TB7 - Reinforcement Learning Methods and Applications
May 12 2026 15:30 – 17:10
Location: Budapest (green)
Chaired by Erick Delage
4 Presentations
Learning Fair Policies in Major-Minor Weakly Coupled MDPs: Application to Joint Pricing and Relocation in Ride-Hailing
We study fair resource allocation in coupled Markov decision processes, applied to taxi pricing and relocation. Resource constraints link a major MDP with N minor MDPs. Using a generalized ρ-fairness instead of total-sum objectives, we show the problem reduces to permutation-invariant optimization, enabling efficient algorithms. Results are validated on synthetic and NYC real-world data.
Risk-Aware Decision Making in Restless Bandits: Theory and Algorithms for Planning and Learning
In restless bandits, a central agent is tasked with optimally distributing limited resources across several bandits (arms), with each arm being a Markov decision process. In this work, we generalize the traditional restless bandits problem with a risk-neutral objective by incorporating risk-awareness, which is particularly important in various real-world applications especially when the decision maker seeks to mitigate downside risks. We establish indexability conditions for the case of a risk-aware objective and provide a solution based on Whittle index for the first time for the planning problem with finite-horizon non-stationary and for infinite-horizon stationary Markov decision processes. In addition, we address the learning problem when the true transition probabilities are unknown by proposing a Thompson sampling approach and show that it achieves bounded regret that scales sublinearly with the number of episodes and quadratically with the number of arms. The efficacy of our method in reducing risk exposure in restless bandits is illustrated through a set of numerical experiments in the contexts of machine replacement and patient scheduling applications under both planning and learning setups.

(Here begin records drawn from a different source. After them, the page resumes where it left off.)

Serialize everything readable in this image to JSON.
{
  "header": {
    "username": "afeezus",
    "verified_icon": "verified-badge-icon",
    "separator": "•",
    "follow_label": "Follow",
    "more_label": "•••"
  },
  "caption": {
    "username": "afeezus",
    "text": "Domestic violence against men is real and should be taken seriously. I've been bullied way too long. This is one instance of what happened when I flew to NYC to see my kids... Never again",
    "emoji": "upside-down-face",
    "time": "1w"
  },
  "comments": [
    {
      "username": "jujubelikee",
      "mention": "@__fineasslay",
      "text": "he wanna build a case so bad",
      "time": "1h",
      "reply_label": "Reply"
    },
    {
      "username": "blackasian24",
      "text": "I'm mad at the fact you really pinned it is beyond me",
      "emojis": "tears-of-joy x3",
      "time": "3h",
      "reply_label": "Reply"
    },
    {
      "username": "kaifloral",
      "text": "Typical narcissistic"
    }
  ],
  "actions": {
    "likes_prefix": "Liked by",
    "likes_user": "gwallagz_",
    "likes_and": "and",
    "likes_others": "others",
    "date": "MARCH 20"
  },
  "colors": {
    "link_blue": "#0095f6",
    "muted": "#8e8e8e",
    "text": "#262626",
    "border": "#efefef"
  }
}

Online Policy Evaluation for MDPs with Dynamic UBSR Measures
Developing efficient policy evaluation methods for risk-aware reinforcement learning remains a challenging task. In this work, we propose computationally efficient algorithms for policy evaluation for MDPs with dynamic UBSR measures using linear function approximation. Specifically, we introduce a first-order UBSR-TD algorithm and a second-order UBSR-Newton algorithm for online policy evaluation, extending classical policy evaluation methods to accommodate general loss functions. We establish almost sure convergence of the UBSR-TD algorithm and provide a high-probability convergence bound for the UBSR-Newton algorithm. Our results demonstrate that incorporating an appropriate loss function into the updates of standard temporal-difference and Newton-type schemes naturally yields policy evaluation algorithms for MDPs with dynamic UBSR measures. Numerical experiments support the theoretical findings, and an application to a perishable inventory management problem highlights the practical effectiveness of the proposed methods.
Risk-Averse Optimal Execution: A Comparison of VaR and CVaR Criteria
We consider a trader who wants to liquidate a large volume of an asset over a finite horizon while adapting decisions to the level of risk and market fluctuations, aiming to achieve better performance than standard benchmarks.

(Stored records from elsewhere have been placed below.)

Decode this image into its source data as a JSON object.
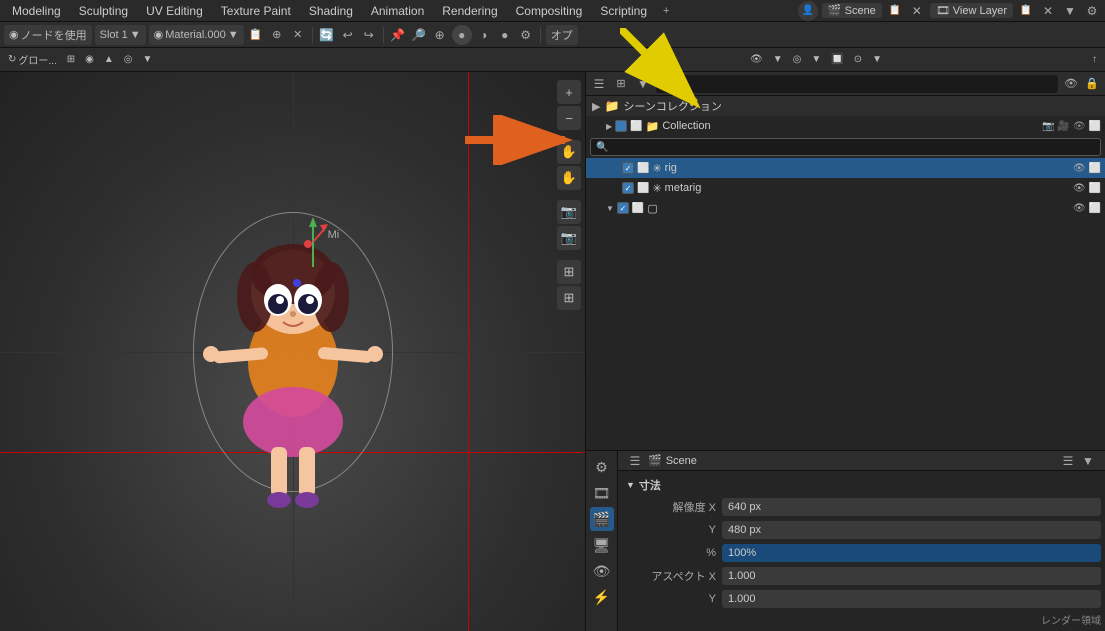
{
  "topMenu": {
    "items": [
      {
        "label": "Modeling",
        "id": "modeling"
      },
      {
        "label": "Sculpting",
        "id": "sculpting"
      },
      {
        "label": "UV Editing",
        "id": "uv-editing"
      },
      {
        "label": "Texture Paint",
        "id": "texture-paint"
      },
      {
        "label": "Shading",
        "id": "shading"
      },
      {
        "label": "Animation",
        "id": "animation"
      },
      {
        "label": "Rendering",
        "id": "rendering"
      },
      {
        "label": "Compositing",
        "id": "compositing"
      },
      {
        "label": "Scripting",
        "id": "scripting"
      }
    ],
    "plusLabel": "+",
    "scene": "Scene",
    "viewLayer": "View Layer"
  },
  "toolbar2": {
    "nodesLabel": "ノードを使用",
    "slotLabel": "Slot 1",
    "materialLabel": "Material.000",
    "opLabel": "オプ"
  },
  "toolbar3": {
    "glowLabel": "グロー...",
    "items": []
  },
  "outliner": {
    "sceneCollectionLabel": "シーンコレクション",
    "collectionLabel": "Collection",
    "searchPlaceholder": "",
    "items": [
      {
        "label": "rig",
        "indent": 2,
        "selected": true,
        "icon": "✳"
      },
      {
        "label": "metarig",
        "indent": 2,
        "selected": false,
        "icon": "✳"
      },
      {
        "label": "",
        "indent": 3,
        "selected": false,
        "icon": "▢"
      }
    ]
  },
  "properties": {
    "headerLabel": "Scene",
    "sectionLabel": "寸法",
    "fields": [
      {
        "label": "解像度 X",
        "value": "640 px",
        "isBlue": false
      },
      {
        "label": "Y",
        "value": "480 px",
        "isBlue": false
      },
      {
        "label": "%",
        "value": "100%",
        "isBlue": true
      },
      {
        "label": "アスペクト X",
        "value": "1.000",
        "isBlue": false
      },
      {
        "label": "Y",
        "value": "1.000",
        "isBlue": false
      }
    ],
    "renderRegionLabel": "レンダー領域"
  },
  "icons": {
    "search": "🔍",
    "eye": "👁",
    "camera": "📷",
    "scene": "🎬",
    "gear": "⚙",
    "plus": "+",
    "minus": "-",
    "grab": "✋",
    "zoom": "🔍",
    "grid": "⊞",
    "triangle_right": "▶",
    "triangle_down": "▼",
    "check": "✓",
    "collection": "📁",
    "render": "📷",
    "output": "🖥",
    "view": "🎞",
    "particle": "✦",
    "physics": "⚡",
    "constraint": "🔗",
    "data": "△",
    "material": "◉",
    "world": "🌐",
    "scene_prop": "🎬",
    "renderprop": "📷"
  },
  "colors": {
    "accent": "#265a8a",
    "highlight": "#3a7ab5",
    "bg_main": "#1e1e1e",
    "bg_panel": "#252525",
    "bg_header": "#2d2d2d",
    "bg_input": "#3a3a3a",
    "text_normal": "#cccccc",
    "text_dim": "#888888",
    "blue_fill": "#1a4a7a",
    "selected_row": "#265a8a"
  }
}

The work is structured as follows: First we introduce the essential concepts, then detail the problem and the methodology, and finally present the numerical results and discusses the limitations.
The methodology is based on Markov Decision Processes (MDP), which allow the evaluation of all possible scenarios to determine the optimal decisions at each moment. A market impact model was built using properties of the limit order book, and the price dynamics were approximated using a binomial model. Risk measures, such as Value at Risk (VaR) and Conditional Value at Risk (CVaR), were then integrated to optimize the risk applied to total return, which is represented as a random variable. The results show that the VaR-based model follows a more opportunistic strategy, while the CVaR-based model favors a slower and more cautious liquidation. Both models adapt to the initial risk level throughout the execution. Compared to benchmark strategies, they demonstrate higher efficiency.